Benang kemudian dipintal dengan tangan dari benang ini dengan cara yang sama seperti dipintal dari serat serat pendek lainnya, seperti katun atau wol.
Benang sutra yang diproduksi dengan cara ini cenderung memiliki gumpalan, area yang menebal di mana serat pendek disatukan dengan tangan dalam proses pemintalan.
Gumpalan ini kadang-kadang muncul sebagai ketebalan kecil pada kain tenun akhir.
Ini mungkin menjadi alasan mengapa sutra tsumugi secara historis dapat diterima untuk digunakan oleh rakyat jelata dan kurang dapat diterima untuk digunakan oleh kelas atas.

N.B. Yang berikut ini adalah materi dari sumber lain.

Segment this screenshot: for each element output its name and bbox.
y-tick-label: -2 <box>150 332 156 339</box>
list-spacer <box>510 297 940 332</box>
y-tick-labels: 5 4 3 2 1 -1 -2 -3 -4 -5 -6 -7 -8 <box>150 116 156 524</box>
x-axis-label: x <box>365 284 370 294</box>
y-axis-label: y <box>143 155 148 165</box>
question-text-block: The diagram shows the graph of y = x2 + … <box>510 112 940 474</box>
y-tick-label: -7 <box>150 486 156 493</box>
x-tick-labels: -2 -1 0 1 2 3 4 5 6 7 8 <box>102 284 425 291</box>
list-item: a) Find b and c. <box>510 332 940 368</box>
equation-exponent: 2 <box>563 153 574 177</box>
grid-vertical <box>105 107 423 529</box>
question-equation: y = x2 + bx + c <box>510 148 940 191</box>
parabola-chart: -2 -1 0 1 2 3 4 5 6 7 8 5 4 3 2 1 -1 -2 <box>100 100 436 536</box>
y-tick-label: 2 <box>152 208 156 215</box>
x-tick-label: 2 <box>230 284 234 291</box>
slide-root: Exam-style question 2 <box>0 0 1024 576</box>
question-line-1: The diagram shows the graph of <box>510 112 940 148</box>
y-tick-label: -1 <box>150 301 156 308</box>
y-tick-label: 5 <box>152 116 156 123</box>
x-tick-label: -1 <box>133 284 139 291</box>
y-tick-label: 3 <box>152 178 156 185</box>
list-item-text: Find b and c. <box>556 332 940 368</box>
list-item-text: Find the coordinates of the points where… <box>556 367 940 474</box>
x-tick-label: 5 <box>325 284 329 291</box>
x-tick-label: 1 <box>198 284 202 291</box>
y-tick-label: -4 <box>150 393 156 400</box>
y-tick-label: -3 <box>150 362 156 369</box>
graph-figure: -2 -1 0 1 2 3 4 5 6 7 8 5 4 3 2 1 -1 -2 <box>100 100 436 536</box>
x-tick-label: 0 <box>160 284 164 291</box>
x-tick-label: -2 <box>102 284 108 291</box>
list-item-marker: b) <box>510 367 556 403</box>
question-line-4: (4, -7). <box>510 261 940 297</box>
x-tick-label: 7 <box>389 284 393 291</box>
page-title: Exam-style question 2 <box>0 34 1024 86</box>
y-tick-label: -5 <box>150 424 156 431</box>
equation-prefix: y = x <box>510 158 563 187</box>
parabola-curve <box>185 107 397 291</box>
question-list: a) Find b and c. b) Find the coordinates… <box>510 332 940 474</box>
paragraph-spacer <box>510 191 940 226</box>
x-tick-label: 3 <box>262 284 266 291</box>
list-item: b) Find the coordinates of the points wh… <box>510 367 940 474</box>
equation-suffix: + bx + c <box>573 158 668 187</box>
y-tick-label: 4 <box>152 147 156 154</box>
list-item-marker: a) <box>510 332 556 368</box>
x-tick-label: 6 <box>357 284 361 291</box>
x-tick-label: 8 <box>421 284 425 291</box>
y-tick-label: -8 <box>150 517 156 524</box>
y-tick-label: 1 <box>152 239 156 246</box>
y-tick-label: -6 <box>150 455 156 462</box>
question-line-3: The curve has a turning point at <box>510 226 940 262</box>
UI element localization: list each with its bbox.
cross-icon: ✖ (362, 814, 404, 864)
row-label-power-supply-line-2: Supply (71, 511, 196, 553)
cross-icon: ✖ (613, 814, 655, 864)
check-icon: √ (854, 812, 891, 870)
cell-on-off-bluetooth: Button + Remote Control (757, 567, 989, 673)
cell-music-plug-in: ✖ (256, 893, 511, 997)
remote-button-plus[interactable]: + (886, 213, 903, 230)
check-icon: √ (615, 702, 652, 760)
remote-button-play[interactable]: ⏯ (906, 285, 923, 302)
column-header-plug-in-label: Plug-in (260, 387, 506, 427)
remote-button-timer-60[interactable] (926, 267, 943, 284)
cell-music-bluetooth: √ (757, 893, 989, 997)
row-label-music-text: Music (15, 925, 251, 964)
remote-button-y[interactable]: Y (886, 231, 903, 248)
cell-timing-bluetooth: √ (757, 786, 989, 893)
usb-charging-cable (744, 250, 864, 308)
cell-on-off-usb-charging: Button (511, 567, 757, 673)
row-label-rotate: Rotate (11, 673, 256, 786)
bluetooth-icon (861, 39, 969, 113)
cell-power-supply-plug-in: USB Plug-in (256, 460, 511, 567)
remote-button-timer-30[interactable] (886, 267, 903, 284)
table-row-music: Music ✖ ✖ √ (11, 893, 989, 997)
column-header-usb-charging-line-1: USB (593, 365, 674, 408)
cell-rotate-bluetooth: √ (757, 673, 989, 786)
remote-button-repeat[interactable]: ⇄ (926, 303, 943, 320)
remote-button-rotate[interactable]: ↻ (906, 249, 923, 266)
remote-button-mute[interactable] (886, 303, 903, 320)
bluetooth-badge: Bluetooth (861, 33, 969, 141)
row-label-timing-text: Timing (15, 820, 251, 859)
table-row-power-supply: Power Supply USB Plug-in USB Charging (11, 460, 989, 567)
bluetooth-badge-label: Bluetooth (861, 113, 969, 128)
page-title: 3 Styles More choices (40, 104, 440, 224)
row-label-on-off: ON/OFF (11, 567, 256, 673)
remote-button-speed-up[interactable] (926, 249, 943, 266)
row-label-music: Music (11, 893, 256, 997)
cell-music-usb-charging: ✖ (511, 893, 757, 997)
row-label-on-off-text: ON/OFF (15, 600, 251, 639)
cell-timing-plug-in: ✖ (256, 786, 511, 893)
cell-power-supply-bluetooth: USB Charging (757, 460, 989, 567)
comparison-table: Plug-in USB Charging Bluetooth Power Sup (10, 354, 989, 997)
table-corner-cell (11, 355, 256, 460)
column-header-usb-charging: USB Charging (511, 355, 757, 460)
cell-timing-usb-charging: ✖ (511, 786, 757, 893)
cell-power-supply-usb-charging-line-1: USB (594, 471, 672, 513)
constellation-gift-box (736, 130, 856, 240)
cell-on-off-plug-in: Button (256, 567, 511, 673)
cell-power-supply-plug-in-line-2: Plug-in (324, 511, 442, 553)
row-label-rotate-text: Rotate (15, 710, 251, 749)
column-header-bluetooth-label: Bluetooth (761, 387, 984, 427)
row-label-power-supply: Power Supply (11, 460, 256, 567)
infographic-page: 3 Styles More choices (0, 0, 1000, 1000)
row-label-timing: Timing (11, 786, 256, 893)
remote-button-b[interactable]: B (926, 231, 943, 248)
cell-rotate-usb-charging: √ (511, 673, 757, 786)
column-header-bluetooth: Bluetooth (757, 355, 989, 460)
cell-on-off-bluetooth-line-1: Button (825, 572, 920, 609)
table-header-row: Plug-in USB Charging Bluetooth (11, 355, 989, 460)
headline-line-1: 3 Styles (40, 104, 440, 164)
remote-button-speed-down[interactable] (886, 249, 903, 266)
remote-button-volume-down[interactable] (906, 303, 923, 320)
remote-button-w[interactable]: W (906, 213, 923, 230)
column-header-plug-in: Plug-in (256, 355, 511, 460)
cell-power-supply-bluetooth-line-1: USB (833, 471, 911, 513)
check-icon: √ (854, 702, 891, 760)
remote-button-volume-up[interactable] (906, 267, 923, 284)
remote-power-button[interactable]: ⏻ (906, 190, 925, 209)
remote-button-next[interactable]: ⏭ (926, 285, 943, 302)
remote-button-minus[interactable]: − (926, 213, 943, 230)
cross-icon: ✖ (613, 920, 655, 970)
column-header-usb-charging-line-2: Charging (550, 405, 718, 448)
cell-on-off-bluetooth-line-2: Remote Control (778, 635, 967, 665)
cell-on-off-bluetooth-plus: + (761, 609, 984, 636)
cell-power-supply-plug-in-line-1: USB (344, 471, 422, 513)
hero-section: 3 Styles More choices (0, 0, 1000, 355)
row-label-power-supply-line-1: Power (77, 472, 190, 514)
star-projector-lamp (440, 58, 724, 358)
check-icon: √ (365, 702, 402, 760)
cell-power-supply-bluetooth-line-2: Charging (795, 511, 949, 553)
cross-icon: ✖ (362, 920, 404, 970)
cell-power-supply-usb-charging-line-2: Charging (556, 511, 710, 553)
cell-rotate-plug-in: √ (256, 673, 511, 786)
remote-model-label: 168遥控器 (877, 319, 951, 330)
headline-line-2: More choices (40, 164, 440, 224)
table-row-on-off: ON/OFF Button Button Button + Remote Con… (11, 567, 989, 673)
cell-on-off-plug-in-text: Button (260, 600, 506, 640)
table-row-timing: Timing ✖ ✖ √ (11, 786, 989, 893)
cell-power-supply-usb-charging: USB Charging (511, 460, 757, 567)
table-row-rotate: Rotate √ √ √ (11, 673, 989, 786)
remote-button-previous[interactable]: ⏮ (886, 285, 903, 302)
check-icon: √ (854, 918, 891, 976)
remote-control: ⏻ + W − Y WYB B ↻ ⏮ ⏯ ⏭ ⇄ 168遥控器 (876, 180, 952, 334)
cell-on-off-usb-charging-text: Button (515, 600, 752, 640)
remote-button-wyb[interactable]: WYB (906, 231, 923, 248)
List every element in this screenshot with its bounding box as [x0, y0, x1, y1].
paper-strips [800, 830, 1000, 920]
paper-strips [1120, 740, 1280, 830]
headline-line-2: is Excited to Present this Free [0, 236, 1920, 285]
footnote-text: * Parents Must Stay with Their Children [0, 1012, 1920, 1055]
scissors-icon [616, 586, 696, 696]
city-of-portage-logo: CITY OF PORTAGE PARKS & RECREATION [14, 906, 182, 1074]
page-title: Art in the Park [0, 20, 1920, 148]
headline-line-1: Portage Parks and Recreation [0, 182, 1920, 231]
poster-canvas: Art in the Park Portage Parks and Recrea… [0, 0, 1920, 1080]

Kini, "cacat" dianggap sebagai "fitur" dan sutra tsumugi sangat dianggap sebagai kain yang digunakan untuk pakaian ketika pemakainya ingin mengekspresikan individualitasnya, terutama dalam suasana informal.
Seringkali dalam memproduksi sutra tsumugi, benangnya diwarnai sebelum ditenun menjadi kain.
Pewarnaan benang secara berkala di sepanjang benang untuk menghasilkan pola setelah kain ditenun, hal ini disebuh metode kasuri yang sering digunakan dalam produksi tekstil Jepang.
Selama berabad-abad sutra tsumugi telah diproduksi di sebagian besar wilayah Jepang.
Namun, adanya modernisasi, kerajinan rakyat yang padat karya telah punah di banyak daerah.
Dua tempat yang terkenal saat ini karena terus memproduksi sutra tsumugi menggunakan metode tradisional adalah pulau Kumejima di Okinawa dan kota Yuki di Ibaraki.
Kumejima Tsumugi
Kumejima adalah pulau kecil sekitar 100 kilometer di sebelah barat pulau utama Okinawa.
Produksi sutra Tsumugi dimulai di sini pada paruh kedua abad ke-15.
Metode penggunaan kepompong sutra yang tidak berguna ini diperkenalkan dari Tiongkok sebagai bagian dari perdagangan antara Tiongkok dan Okinawa.